For a moment on Friday, the Los Angeles Angels had the attention of the baseball world because they had just won the bidding for Shohei Ohtani, the best player in Japanese baseball. Notice I didn’t say best pitcher or best hitter, because essentially he’s both. A guy with a triple-digit fastball and a slew of off-speed pitches on the mound, home run power at the plate, and crazy speed on the basepaths. And the fact that he chose the Angels over everyone else was definitely an upset. And for a moment, Anaheim was the hub of the baseball universe.


And then the Yankees took action. And by taking action, I mean they robbed the Miami Marlins for Giancarlo Stanton. The Angels get the best player available outside the majors, the Yankees get the best player available inside the majors. 


The deal isn’t officially official, but the expectation is that it will be Stanton plus 30 million in exchange for second baseman Starlin Castro and a pair of second-tier prospects. Let me repeat that: the National League MVP plus 30 million dollars for a second baseman who hit .300 and two second-tier minor leaguers.


That wasn’t highway robbery, that was an inside job. Or at least it felt that way to every conspiracy theorist on Twitter. They’re thumbtacking baseball cards on a bulletin board and connecting them all with red string: Derek Jeter played for the Yankees. He’s now in charge of the Marlins. He just traded his best player, and a stack of cash, to his old team for spare parts. Either Brian Cashman is a wizard or Derek Jeter is plant. Or both. Jeter should get another plaque in monument park just for this trade. This is even more spectacular than the time he dove into the stands for that foul ball or threw out Jeremy Giambi at home plate. And almost as impressive as the double iPad on his desk and the sanitizer station behind it. 


I’m not going to say that the Marlins completely mishandled the Stanton situation, but this is pretty much the exact trade I’d expect from a guy with two iPads on his desk. Forget iPad, this is more like the kind of trade I’d expect from a guy with two Zunes on his desk. 


And while the Marlins misplayed things, Cashman waited. And waited. And then got what he wanted. And if I was a Marlin fan, I’d be pissed. Of course, I’m not a Marlin fan because nobody is a Marlin fan. So that doesn’t really matter.  


Is it an embarrassing trade? Yes. Is it bad for baseball? Possibly? Are the Marlins embarrassing and bad for baseball?
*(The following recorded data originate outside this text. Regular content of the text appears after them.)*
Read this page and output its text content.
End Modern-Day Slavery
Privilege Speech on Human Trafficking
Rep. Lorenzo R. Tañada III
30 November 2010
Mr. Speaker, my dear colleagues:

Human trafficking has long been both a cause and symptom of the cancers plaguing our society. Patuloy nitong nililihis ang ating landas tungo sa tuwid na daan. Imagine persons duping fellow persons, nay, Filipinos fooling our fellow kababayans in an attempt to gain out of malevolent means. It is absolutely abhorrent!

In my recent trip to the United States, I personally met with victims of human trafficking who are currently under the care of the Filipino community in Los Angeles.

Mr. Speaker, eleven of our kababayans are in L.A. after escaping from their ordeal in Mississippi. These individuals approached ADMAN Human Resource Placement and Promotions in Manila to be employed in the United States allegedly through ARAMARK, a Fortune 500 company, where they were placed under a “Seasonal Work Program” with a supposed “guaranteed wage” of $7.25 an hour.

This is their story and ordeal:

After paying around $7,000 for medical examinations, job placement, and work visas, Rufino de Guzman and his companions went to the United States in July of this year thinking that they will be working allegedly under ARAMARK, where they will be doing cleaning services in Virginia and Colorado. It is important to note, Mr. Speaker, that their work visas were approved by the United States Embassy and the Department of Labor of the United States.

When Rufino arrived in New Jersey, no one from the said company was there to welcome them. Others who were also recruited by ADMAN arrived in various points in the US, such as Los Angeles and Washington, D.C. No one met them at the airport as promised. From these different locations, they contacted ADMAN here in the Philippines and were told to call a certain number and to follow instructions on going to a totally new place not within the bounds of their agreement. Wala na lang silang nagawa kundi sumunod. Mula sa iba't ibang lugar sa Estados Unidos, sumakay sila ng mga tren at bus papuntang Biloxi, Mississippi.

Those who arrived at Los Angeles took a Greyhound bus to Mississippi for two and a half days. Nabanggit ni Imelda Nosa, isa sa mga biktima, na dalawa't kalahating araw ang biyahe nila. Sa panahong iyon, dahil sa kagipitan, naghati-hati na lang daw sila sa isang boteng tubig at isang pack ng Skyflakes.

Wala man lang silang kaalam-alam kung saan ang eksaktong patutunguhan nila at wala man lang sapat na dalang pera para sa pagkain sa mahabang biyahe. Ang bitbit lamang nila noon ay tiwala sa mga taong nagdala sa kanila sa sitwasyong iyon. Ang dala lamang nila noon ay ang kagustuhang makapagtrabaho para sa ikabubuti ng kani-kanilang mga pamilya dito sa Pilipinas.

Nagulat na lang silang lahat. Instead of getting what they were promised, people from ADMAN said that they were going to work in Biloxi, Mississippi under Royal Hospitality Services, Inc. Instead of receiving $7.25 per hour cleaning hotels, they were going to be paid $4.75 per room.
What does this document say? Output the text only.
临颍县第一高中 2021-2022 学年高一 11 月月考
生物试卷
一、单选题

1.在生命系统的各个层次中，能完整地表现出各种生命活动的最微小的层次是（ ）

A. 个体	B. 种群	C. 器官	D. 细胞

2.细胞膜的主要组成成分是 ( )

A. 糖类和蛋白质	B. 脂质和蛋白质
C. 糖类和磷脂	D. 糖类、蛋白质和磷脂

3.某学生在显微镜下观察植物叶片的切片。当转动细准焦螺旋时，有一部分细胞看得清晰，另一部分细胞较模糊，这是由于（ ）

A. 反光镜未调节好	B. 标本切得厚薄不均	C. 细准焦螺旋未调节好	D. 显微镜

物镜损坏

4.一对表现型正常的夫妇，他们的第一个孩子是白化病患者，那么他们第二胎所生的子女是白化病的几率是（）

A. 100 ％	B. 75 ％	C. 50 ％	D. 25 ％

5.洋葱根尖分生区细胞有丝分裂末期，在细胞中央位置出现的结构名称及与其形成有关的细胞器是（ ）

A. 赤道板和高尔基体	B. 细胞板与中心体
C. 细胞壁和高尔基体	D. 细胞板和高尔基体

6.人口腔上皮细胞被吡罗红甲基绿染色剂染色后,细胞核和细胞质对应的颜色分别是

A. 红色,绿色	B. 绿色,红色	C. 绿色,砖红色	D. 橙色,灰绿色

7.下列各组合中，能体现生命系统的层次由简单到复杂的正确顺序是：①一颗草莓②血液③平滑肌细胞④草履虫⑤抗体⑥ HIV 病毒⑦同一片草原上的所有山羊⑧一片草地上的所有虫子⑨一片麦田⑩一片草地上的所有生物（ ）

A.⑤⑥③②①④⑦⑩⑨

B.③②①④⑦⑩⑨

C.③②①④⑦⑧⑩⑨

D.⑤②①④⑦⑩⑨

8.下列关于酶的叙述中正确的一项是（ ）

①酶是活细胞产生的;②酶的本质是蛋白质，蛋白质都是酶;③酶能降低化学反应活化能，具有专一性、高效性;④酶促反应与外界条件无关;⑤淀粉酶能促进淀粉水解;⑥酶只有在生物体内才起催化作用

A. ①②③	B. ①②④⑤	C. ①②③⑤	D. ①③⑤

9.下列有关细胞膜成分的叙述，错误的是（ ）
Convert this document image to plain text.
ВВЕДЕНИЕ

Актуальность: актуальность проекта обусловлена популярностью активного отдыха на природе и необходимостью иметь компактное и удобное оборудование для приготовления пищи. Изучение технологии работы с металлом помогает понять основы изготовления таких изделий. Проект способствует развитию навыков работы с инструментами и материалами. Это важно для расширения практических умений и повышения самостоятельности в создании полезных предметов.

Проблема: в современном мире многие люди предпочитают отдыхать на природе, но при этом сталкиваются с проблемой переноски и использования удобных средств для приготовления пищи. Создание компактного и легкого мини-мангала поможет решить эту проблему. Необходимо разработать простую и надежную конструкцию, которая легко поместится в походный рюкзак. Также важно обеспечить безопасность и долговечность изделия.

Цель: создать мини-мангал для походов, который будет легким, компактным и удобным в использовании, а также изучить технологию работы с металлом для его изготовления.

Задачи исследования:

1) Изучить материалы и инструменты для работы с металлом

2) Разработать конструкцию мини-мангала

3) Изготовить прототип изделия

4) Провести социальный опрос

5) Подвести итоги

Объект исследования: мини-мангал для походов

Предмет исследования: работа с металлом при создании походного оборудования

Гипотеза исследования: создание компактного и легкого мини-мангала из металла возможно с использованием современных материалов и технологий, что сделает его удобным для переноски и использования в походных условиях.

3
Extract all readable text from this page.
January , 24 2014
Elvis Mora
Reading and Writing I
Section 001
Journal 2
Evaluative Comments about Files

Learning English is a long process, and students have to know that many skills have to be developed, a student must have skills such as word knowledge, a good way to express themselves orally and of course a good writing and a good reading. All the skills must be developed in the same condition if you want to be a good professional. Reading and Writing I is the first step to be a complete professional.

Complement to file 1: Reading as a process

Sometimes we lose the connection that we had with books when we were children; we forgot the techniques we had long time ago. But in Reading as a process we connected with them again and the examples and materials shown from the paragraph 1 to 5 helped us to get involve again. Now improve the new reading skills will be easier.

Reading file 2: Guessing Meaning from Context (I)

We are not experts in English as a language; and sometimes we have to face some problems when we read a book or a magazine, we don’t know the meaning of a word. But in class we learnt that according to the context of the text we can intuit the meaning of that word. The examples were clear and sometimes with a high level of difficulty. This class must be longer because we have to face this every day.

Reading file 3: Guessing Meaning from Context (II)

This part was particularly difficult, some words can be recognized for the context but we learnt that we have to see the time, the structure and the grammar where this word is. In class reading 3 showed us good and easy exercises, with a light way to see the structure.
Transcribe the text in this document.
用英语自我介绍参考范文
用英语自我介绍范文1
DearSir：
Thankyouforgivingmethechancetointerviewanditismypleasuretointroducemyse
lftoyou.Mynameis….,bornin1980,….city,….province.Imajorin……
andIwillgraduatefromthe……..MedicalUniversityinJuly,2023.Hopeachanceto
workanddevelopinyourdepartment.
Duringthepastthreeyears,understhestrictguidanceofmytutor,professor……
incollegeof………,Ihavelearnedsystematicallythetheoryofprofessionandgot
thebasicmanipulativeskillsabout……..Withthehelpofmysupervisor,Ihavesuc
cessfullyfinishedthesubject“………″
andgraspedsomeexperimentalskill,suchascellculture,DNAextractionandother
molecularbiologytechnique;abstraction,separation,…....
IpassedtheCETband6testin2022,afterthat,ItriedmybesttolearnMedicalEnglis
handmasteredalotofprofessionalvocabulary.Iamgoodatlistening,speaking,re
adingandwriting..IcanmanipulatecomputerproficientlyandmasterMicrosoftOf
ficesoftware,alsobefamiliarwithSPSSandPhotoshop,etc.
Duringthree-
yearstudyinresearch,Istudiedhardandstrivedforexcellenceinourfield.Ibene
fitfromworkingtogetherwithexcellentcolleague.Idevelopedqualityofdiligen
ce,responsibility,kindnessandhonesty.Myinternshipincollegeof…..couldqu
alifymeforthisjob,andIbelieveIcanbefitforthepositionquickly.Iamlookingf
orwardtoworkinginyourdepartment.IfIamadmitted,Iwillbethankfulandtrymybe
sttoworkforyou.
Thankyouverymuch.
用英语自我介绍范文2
Definitely.  


The crazy thing about this deal is that the Yankees didn’t even need Stanton. They really didn’t. They already had Aaron Judge. Now they have Aaron Judge and Giancarlo Stanton in the same lineup. The AL home run king and the NL home run king. They combined for 111 home runs last year. The San Francisco Giants hit 128 last year. AS A TEAM.


Cashman had said that the priority was adding another starting pitcher, but I guess when a former team legend offers you Giancarlo Stanton for a bag of baseballs, you say yes. And now depending on how new manager Aaron Boone wants to play it, he could have Judge and Stanton hitting back to back. That means there’s a chance that Gary Sanchez and his 33 home runs hit sixth. SIXTH!?!? And that’s before we talk about Gleyber Torres who the Yankees expect to call up this year and is roundly regarded as the best prospect in baseball. 


So much for the idea of the Baby Bombers and the idea that the Yankees are doing a slow rebuild. They just slammed that thing into hyper drive. They went to Game 7 of the ALCS and barely lost to the eventual champs. Then they added the NL MVP. These are the old Yankees. The Yankees who made moves for one reason and one reason only: because they could.

Missed out on Ohtani, whatever, we’ll just go get Stanton. That’s why we’re the Yankees and you’re not. And that’s why the Marlins are still the Marlins, but even worse. Why they just traded the worst owner ever for maybe owners even worse than that: and the guy with the reputation ever is fronting the whole operation and looking worse and worse by the second.